La question du bien-être de l'enfant est au cœur des débats sur la PMA sans père. Les études sur les enfants nés de PMA montrent qu'ils sont généralement aussi heureux et bien adaptés que les enfants nés de couples hétérosexuels. Cependant, il est important de prendre en compte les spécificités de ces familles et de veiller à ce que les enfants ne soient pas stigmatisés.

Le Rôle du Donneur

Le rôle du donneur est également une question importante. En France, le don de sperme est anonyme, mais certains pays autorisent le don non anonyme. Les enfants nés de don non anonyme ont la possibilité de connaître l'identité de leur donneur à l'âge adulte, ce qui peut être important pour leur construction identitaire.

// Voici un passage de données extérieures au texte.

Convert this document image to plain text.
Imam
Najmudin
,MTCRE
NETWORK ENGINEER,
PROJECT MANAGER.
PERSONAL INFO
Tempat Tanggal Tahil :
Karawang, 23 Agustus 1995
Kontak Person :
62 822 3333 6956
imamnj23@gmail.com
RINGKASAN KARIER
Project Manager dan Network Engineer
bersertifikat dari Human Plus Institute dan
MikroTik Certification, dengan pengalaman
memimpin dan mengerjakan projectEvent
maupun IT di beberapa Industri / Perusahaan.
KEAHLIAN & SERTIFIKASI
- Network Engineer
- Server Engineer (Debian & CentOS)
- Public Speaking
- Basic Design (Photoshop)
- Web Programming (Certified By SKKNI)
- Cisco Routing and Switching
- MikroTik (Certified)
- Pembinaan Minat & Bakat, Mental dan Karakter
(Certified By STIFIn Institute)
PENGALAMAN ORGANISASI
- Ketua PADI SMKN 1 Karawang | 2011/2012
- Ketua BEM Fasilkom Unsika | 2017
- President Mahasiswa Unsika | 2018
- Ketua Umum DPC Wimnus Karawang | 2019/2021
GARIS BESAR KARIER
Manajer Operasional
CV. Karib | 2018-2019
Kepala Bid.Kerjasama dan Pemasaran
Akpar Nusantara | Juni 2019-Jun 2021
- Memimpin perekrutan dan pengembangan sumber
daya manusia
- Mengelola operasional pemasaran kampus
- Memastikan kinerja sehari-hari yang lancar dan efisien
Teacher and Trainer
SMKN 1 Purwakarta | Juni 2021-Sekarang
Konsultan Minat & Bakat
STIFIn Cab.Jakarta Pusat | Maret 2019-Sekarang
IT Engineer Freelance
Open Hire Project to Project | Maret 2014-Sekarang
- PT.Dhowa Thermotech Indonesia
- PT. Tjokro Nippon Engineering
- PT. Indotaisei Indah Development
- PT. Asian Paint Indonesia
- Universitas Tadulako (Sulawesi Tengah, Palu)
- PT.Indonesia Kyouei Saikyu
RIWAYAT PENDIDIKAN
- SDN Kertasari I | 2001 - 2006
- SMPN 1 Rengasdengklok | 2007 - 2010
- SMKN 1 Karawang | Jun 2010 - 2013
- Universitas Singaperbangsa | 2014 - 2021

L'Opinion Publique et les Sondages

Les Français sont-ils majoritairement favorables ou défavorables à une éventuelle ouverture de la procréation médicalement assistée (PMA) aux couples de femmes et aux femmes seules ? Les sondages sur la PMA montrent des résultats contrastés, en fonction de la formulation des questions. Cependant, les études les plus récentes indiquent qu'une majorité de Français est favorable à l'ouverture de la PMA aux couples de femmes et aux femmes seules.